円相場、1ドル150円突破後に乱高下 日本経済への影響懸念

(2023/10/4 17:00)

  • 円相場は1ドル=149円台で推移(4日午後、東京都中央区)

円相場が乱高下している。3日のニューヨーク外国為替市場の円相場で一時、1ドル=150円を付けた直後に147円台前半まで急伸。政府による円買い・ドル売りの為替介入の観測も取り沙汰されたが、その後は再び下落し、4日の東京外国為替市場の円相場は149円台前半で推移している。米国経済の底堅さを受けてドル高の勢いは一段と強まっており、日本経済への影響が懸念される。

「安定的な動きが望ましく、急激な動きは好ましくない」。4日、鈴木俊一財務相は過度な円安進行に懸念を示した。為替介入の有無については言及を避けたが、市場では介入したとの見方が強い。ただ、4日には再び150円をうかがう水準まで下落しており、仮に政府の介入としても日本単独では急場しのぎに過ぎない。

米国経済は累積的な利上げの影響で、労働需要や個人消費は軟調とみられていた。ただ3日に発表された求人件数が市場予想を上回るなど、あらためて米景気の力強さを示した。インフレを押さえ込みたい米連邦準備制度理事会(FRB)が追加の利上げを実施する見方が強まっており、ドル買いの資金流入が優勢になっている。

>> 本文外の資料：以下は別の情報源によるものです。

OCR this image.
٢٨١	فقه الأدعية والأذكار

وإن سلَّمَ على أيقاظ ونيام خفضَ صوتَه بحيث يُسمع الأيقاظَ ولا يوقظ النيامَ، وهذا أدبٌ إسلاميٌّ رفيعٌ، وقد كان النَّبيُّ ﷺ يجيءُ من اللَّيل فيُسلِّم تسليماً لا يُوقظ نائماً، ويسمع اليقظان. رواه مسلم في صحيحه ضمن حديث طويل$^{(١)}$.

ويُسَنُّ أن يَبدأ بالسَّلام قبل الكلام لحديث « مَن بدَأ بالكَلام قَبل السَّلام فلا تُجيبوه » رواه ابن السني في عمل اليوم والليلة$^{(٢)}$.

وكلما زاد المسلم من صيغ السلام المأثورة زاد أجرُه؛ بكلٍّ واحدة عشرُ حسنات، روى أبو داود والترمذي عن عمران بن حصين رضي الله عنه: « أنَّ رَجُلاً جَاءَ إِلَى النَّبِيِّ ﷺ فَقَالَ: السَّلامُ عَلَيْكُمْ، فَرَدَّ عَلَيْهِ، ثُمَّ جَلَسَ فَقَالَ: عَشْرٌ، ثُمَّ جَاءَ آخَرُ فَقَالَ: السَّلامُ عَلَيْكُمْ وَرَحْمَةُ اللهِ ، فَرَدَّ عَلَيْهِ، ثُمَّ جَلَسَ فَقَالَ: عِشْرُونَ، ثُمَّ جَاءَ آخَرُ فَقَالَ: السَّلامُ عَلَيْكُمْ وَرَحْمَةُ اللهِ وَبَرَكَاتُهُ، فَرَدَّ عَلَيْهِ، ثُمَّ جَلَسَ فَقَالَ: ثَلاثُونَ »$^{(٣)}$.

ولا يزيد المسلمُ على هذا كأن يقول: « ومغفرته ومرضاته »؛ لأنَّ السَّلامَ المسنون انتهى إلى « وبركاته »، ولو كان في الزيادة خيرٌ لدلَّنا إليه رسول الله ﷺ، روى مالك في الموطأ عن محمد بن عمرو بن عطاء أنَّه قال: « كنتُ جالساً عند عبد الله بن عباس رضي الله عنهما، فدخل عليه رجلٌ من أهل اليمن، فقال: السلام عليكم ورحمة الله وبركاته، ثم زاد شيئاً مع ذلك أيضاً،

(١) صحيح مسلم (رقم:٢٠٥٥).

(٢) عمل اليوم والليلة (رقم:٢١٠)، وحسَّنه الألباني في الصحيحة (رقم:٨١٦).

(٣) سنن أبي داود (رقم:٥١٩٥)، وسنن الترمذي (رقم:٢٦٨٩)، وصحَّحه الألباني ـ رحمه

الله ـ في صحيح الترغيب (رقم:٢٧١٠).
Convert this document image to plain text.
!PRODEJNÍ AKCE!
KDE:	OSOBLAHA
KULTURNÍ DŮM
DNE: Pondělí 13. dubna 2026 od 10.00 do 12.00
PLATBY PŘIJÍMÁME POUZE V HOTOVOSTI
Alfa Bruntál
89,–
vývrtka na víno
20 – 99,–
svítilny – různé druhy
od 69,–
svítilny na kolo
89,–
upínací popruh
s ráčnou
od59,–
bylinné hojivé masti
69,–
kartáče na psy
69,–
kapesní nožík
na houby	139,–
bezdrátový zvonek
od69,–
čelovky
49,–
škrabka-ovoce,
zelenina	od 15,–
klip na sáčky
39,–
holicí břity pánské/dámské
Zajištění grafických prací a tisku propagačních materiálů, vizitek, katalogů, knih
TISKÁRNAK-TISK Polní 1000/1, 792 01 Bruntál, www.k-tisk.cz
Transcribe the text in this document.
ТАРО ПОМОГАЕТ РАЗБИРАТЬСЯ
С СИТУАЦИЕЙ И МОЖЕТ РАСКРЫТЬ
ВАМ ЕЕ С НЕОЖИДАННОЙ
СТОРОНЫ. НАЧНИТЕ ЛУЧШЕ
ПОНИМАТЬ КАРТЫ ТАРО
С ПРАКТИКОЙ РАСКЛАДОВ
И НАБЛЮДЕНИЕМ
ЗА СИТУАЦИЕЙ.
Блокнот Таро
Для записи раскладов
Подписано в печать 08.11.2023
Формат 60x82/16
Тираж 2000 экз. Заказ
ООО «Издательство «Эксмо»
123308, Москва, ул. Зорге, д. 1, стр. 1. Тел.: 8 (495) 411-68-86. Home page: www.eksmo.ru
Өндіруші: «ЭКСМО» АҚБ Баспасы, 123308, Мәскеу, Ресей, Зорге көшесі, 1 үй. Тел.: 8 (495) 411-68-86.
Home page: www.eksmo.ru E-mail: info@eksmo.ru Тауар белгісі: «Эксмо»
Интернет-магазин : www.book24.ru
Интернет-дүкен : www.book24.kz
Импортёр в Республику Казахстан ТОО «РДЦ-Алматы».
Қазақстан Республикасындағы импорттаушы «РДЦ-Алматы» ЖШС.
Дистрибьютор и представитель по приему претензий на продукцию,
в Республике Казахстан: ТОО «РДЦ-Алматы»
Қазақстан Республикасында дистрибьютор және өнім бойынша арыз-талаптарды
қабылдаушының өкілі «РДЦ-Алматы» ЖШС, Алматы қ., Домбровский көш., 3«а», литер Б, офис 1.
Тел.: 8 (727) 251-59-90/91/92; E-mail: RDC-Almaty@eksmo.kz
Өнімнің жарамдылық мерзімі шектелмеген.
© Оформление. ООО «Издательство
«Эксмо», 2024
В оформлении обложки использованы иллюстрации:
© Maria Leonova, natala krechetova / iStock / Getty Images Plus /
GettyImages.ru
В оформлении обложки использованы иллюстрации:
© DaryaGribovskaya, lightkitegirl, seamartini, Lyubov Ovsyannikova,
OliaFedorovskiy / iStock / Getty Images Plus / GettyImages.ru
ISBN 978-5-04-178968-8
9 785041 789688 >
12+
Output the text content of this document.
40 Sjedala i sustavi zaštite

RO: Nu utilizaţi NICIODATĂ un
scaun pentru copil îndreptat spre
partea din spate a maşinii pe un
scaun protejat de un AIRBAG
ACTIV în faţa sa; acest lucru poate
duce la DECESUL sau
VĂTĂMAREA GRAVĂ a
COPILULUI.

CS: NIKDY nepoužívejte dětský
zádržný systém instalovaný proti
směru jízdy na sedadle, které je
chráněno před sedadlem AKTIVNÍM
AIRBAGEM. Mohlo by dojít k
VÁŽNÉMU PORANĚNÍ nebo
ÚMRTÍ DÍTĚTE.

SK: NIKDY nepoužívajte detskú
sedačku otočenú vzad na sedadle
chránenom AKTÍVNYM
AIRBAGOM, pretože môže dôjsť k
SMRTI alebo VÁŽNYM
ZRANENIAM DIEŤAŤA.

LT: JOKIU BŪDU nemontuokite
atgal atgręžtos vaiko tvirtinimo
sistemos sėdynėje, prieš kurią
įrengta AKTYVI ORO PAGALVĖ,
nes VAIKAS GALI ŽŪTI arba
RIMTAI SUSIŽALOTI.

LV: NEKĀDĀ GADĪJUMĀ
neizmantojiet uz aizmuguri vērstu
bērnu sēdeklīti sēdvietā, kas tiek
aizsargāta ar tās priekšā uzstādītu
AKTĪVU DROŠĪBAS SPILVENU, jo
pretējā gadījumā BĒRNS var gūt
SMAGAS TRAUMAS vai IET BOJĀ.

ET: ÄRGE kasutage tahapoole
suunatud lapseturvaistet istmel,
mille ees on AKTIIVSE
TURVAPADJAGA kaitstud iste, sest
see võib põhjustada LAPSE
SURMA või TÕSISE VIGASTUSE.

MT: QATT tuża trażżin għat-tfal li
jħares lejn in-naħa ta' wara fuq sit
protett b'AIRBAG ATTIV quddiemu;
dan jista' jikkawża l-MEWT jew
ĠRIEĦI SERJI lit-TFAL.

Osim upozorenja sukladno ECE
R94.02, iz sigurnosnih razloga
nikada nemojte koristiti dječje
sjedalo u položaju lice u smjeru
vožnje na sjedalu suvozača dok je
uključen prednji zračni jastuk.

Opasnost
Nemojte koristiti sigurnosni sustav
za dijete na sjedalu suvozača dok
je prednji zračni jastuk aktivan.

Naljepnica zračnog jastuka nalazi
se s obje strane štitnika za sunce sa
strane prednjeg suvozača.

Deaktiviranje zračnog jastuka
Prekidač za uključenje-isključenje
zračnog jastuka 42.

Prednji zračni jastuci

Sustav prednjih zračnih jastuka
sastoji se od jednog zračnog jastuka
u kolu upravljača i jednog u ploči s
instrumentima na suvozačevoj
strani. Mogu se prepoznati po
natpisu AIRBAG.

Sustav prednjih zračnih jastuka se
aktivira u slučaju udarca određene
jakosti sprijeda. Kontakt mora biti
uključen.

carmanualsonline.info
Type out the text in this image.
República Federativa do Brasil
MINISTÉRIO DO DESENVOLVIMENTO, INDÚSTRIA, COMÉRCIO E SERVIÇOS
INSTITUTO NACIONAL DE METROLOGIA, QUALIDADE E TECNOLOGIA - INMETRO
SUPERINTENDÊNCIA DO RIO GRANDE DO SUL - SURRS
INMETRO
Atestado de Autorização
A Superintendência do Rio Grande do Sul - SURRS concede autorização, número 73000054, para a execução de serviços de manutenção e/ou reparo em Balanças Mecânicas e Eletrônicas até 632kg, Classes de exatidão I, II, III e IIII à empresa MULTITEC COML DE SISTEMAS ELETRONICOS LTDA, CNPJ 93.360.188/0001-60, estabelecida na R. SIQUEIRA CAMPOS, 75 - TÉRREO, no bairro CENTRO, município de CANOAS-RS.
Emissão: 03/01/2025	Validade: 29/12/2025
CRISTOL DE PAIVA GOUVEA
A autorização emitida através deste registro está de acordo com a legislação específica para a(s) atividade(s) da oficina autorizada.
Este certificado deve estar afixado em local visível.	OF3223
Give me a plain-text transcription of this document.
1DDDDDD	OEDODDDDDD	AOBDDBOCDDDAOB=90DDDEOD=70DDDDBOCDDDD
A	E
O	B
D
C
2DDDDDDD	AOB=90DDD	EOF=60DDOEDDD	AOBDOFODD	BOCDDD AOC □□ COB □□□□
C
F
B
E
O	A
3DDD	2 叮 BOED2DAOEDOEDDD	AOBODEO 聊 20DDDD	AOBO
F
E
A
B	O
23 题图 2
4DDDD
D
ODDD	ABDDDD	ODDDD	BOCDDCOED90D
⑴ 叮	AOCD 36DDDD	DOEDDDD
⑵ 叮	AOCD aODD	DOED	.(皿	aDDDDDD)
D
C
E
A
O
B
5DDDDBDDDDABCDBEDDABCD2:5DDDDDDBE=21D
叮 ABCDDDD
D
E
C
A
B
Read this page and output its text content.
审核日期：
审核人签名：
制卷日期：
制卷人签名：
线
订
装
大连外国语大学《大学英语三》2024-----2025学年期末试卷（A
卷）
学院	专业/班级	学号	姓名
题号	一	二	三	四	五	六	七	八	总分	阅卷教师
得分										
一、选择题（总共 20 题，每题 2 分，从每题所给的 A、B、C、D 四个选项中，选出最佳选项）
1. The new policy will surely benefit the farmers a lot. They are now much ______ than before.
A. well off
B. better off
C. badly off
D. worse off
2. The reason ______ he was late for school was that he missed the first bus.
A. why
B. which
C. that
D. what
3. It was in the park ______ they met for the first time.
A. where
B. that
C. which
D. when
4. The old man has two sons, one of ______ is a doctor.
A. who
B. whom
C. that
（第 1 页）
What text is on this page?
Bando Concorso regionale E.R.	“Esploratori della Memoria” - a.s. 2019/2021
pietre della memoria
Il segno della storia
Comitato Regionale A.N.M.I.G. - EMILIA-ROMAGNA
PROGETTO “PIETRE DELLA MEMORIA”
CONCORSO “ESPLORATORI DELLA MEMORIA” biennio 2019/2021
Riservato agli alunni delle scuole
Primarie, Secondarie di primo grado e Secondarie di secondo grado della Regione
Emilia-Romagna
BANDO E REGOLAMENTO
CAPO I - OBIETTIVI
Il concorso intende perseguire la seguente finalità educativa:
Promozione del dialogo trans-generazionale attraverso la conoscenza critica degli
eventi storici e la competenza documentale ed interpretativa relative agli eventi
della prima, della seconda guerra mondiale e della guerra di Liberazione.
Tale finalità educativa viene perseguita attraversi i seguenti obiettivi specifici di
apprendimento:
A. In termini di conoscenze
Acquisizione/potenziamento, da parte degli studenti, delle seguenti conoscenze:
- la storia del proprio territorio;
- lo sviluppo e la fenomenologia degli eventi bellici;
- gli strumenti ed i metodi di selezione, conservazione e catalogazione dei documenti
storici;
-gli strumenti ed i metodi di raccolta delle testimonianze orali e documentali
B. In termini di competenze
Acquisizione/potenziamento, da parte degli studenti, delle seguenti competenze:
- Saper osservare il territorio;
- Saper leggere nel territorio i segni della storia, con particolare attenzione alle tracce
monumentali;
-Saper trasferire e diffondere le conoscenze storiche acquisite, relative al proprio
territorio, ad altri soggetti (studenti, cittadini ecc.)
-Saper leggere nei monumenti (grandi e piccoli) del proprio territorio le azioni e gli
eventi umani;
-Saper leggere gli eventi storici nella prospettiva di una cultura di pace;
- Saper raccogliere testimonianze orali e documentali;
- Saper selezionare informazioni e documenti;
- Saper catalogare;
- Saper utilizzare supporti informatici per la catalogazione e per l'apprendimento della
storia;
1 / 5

一方、日銀は金融政策の正常化を念頭に置いた発言が目立ってきたが、利上げなど大幅な方針転換には、なお時間を要する状況だ。このため日米金利差を意識した相場展開が続く見通しで、円売り優位の需給環境を改善させるすべはない。

円安は日本の輸出企業にとって追い風になり、利益の押し上げ要因にもなる。またインバウンド(訪日外国人)の増加などプラスの面もあるが、エネルギーの高騰など副作用も大きい。多くの日本企業にとって“適温”とされる為替レートは1ドル=130円台とされる。行き過ぎた円安から巻き戻せるのか、政府・日銀は市場との神経戦が続く。